Família de mudança, chegando à nova cidade. A garotinha de 10 anos alerta os pais: falta de respeito aos costumes de uma região ainda desconhecida não é boa ideia. Os adultos não lhe dão ouvidos. Já abalada pelas alterações na rotina de pré-adolescente, ela vê o medo aumentar com a falta de freios do casal, que avança sobre os alimentos expostos num grande balcão.

A menina observa que não há atendentes. “Pai, não tem ninguém aí, mas essa comida deve ser de alguém”, avisa. A comida é bonita e cheirosa. Fumegante. Tem de tudo. De vegetais a carnes, a exuberância é plena. Faminto, o pai responde, exibindo a carteira recheada: “Não tem problema, temos dinheiro, cartões, podemos pagar por tudo.”

Para a garota, porém, a questão é outra, imaterial. A intuição lhe aponta uma quebra de regras. Ela está certa. A tragédia acontece. Os pais são condenados.

Assim começa a jornada da pequena Chihiro em A Viagem de Chihiro – ou Spirited Away (2001), como foi promovido internacionalmente – um dos filmes animados do Studio Ghibli, projeto liderado pelo criador japonês Hayao Miyazaki.

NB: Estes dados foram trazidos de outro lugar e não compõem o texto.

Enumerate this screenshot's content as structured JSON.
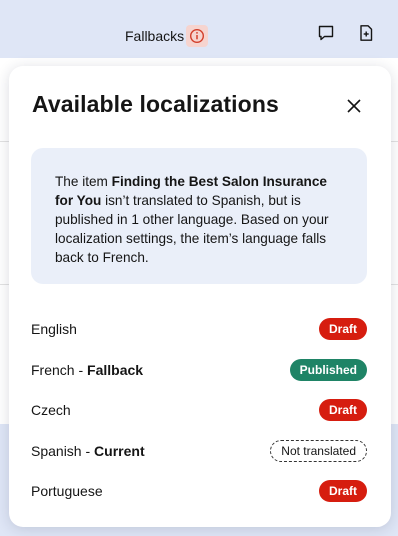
{
  "header": {
    "fallbacks_label": "Fallbacks"
  },
  "popover": {
    "title": "Available localizations",
    "info": {
      "prefix": "The item ",
      "item_name": "Finding the Best Salon Insurance for You",
      "suffix": " isn’t translated to Spanish, but is published in 1 other language. Based on your localization settings, the item’s language falls back to French."
    },
    "languages": [
      {
        "name": "English",
        "tag": "",
        "status": "Draft",
        "kind": "draft"
      },
      {
        "name": "French",
        "tag": "Fallback",
        "status": "Published",
        "kind": "published"
      },
      {
        "name": "Czech",
        "tag": "",
        "status": "Draft",
        "kind": "draft"
      },
      {
        "name": "Spanish",
        "tag": "Current",
        "status": "Not translated",
        "kind": "none"
      },
      {
        "name": "Portuguese",
        "tag": "",
        "status": "Draft",
        "kind": "draft"
      }
    ]
  },
  "colors": {
    "draft": "#d61d0f",
    "published": "#1f8466",
    "info_bg": "#eaeff9",
    "header_bg": "#dfe6f6"
  },
  "icons": [
    "info-icon",
    "comment-icon",
    "add-file-icon",
    "close-icon"
  ]
}
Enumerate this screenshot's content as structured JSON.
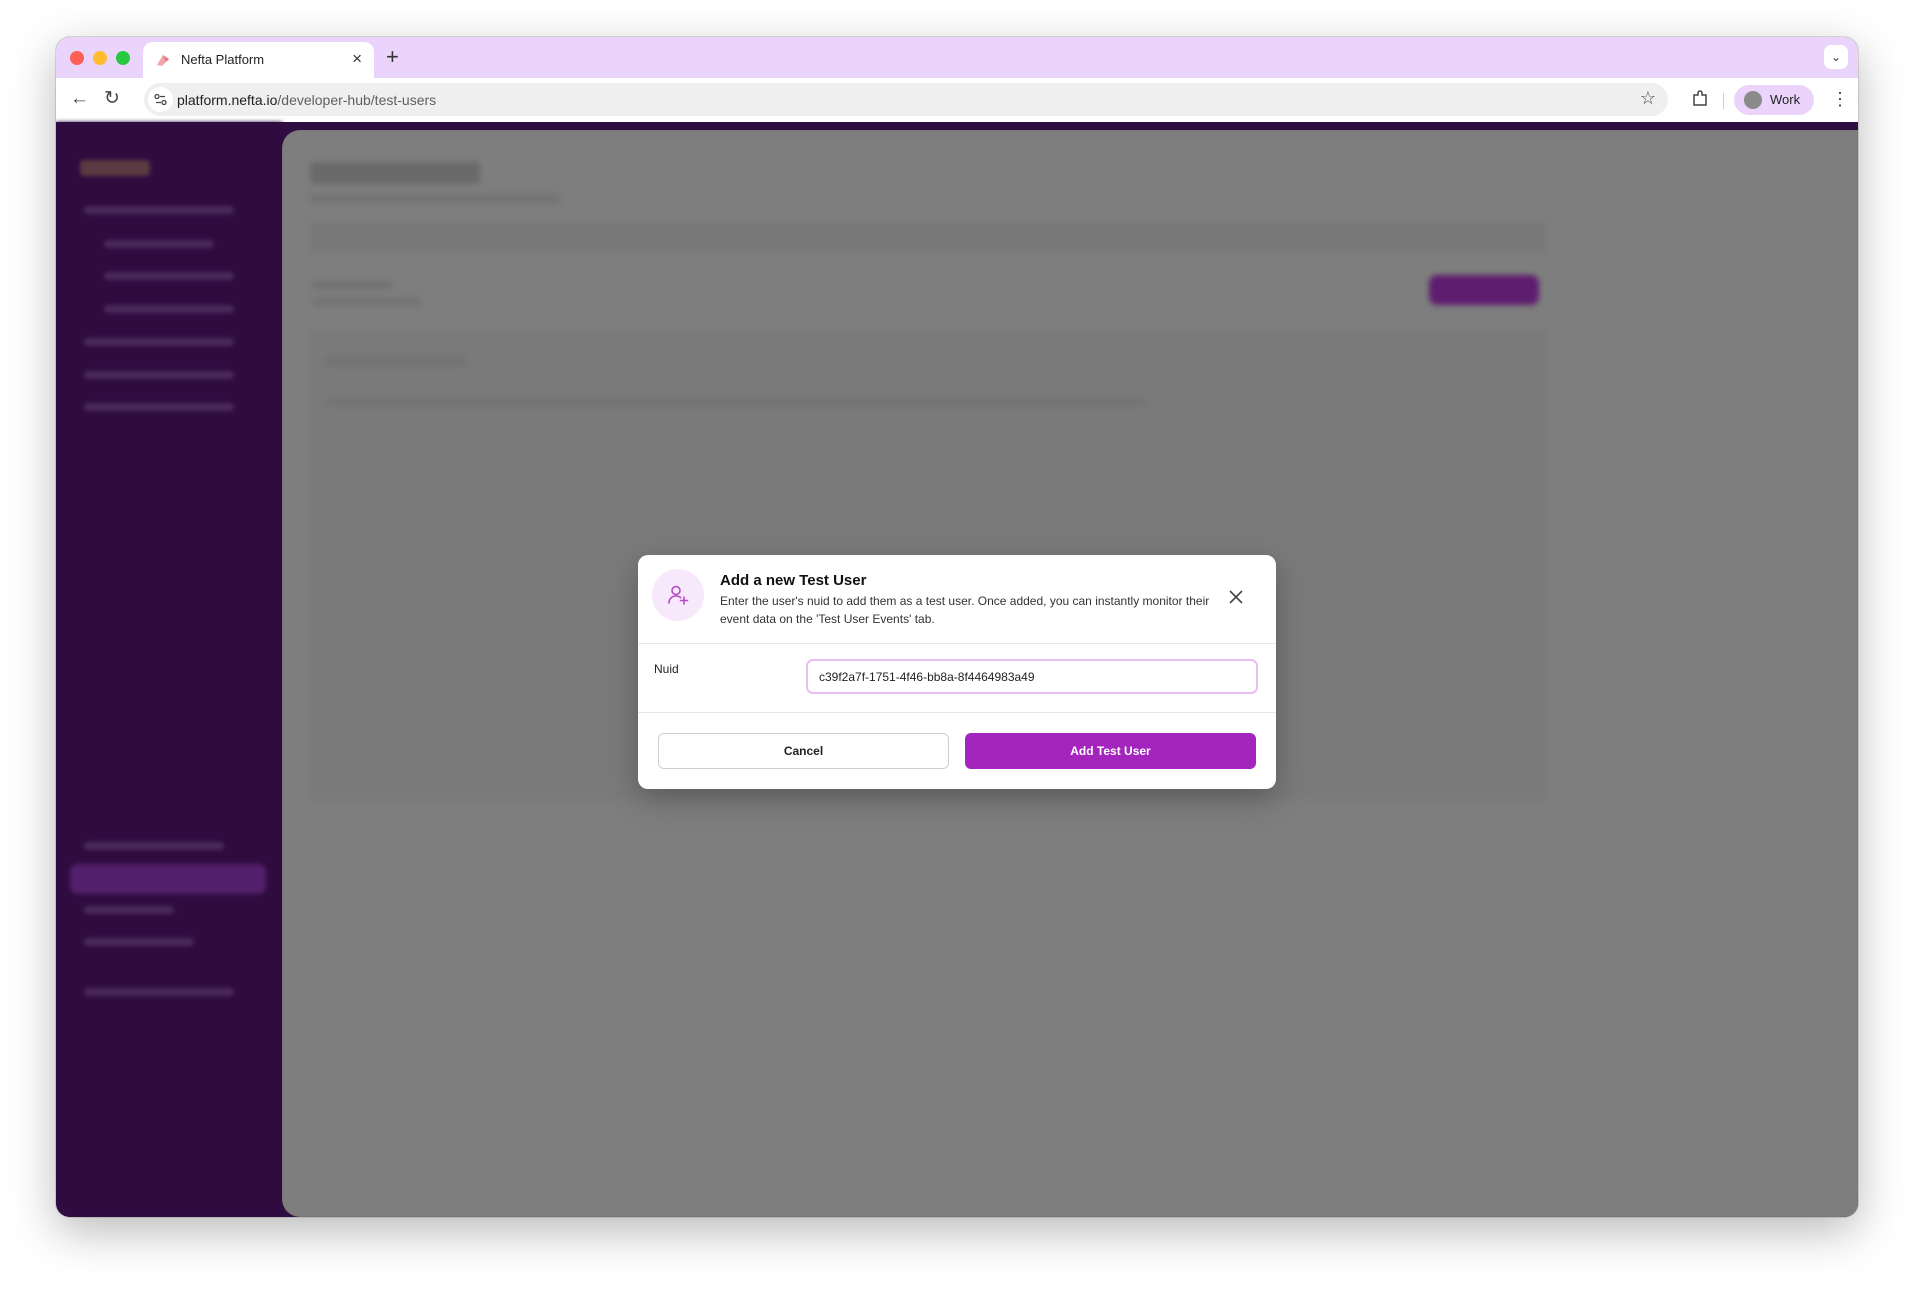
{
  "browser": {
    "tab_title": "Nefta Platform",
    "new_tab_symbol": "+",
    "url_host": "platform.nefta.io",
    "url_path": "/developer-hub/test-users",
    "profile_label": "Work"
  },
  "modal": {
    "title": "Add a new Test User",
    "description": "Enter the user's nuid to add them as a test user. Once added, you can instantly monitor their event data on the 'Test User Events' tab.",
    "field_label": "Nuid",
    "field_value": "c39f2a7f-1751-4f46-bb8a-8f4464983a49",
    "cancel_label": "Cancel",
    "submit_label": "Add Test User",
    "icon": "user-plus-icon"
  },
  "colors": {
    "accent": "#a425be",
    "sidebar": "#2f0b40",
    "tabstrip": "#ebd4fb",
    "overlay": "#7f7f7f"
  }
}
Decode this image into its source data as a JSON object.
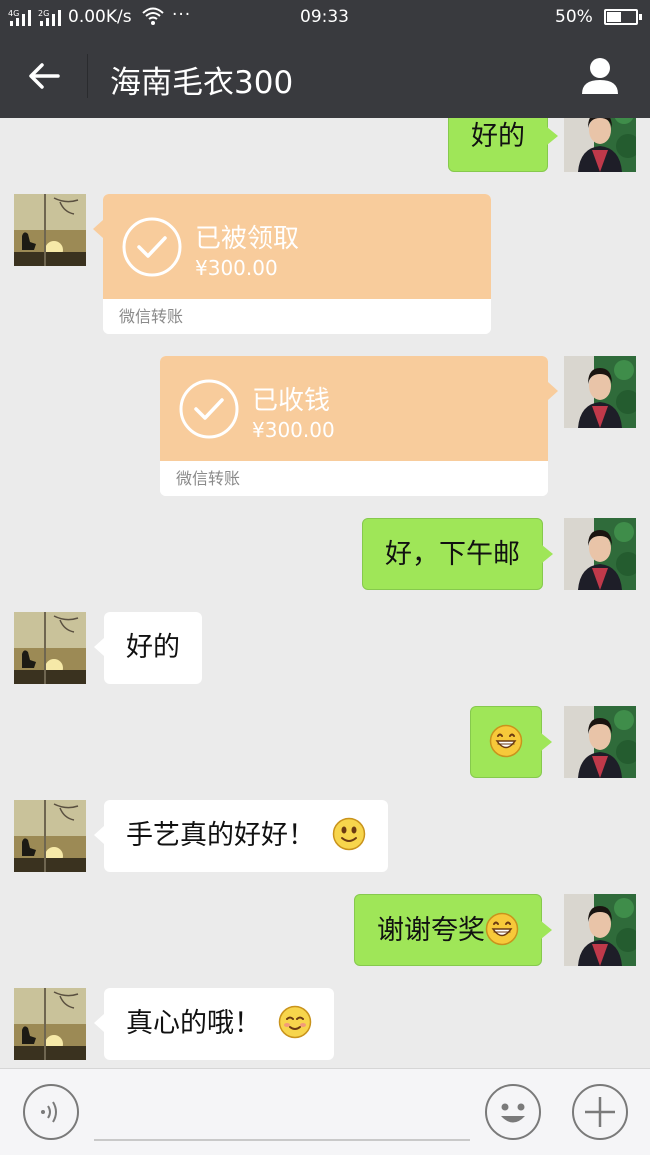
{
  "status_bar": {
    "signal_1": "4G",
    "signal_2": "2G",
    "network_speed": "0.00K/s",
    "more": "···",
    "time": "09:33",
    "battery": "50%"
  },
  "header": {
    "title": "海南毛衣300"
  },
  "messages": [
    {
      "side": "out",
      "type": "text",
      "text": "好的"
    },
    {
      "side": "in",
      "type": "transfer",
      "status": "已被领取",
      "amount": "¥300.00",
      "source": "微信转账"
    },
    {
      "side": "out",
      "type": "transfer",
      "status": "已收钱",
      "amount": "¥300.00",
      "source": "微信转账"
    },
    {
      "side": "out",
      "type": "text",
      "text": "好，下午邮"
    },
    {
      "side": "in",
      "type": "text",
      "text": "好的"
    },
    {
      "side": "out",
      "type": "emoji",
      "emoji": "grin-emoji"
    },
    {
      "side": "in",
      "type": "text",
      "text": "手艺真的好好！",
      "emoji": "smile-emoji"
    },
    {
      "side": "out",
      "type": "text",
      "text": "谢谢夸奖",
      "emoji": "grin-emoji"
    },
    {
      "side": "in",
      "type": "text",
      "text": "真心的哦！",
      "emoji": "blush-emoji"
    }
  ],
  "colors": {
    "bar": "#393a3e",
    "chat_bg": "#ebebeb",
    "outgoing_bubble": "#9fe658",
    "transfer_card": "#f8cc9c"
  },
  "input_bar": {
    "placeholder": ""
  }
}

Com uma estética que utiliza espaço e tempo de forma muito diferente dos desenhos mais tradicionais vistos no ocidente, Miyazaki é mestre em imergir o espectador em obras multissensoriais, inclusive sem nenhum receio de apelar ao silêncio em muitos momentos, ao mesmo tempo em que possibilita contemplar paisagens incríveis.

Junto disso, desde os anos 1970, ele propõe narrativas sobre amadurecimento, corrupção, honra e força de caráter. E a comida de verdade, sempre presente, atravessa todos esses aspectos nos filmes.  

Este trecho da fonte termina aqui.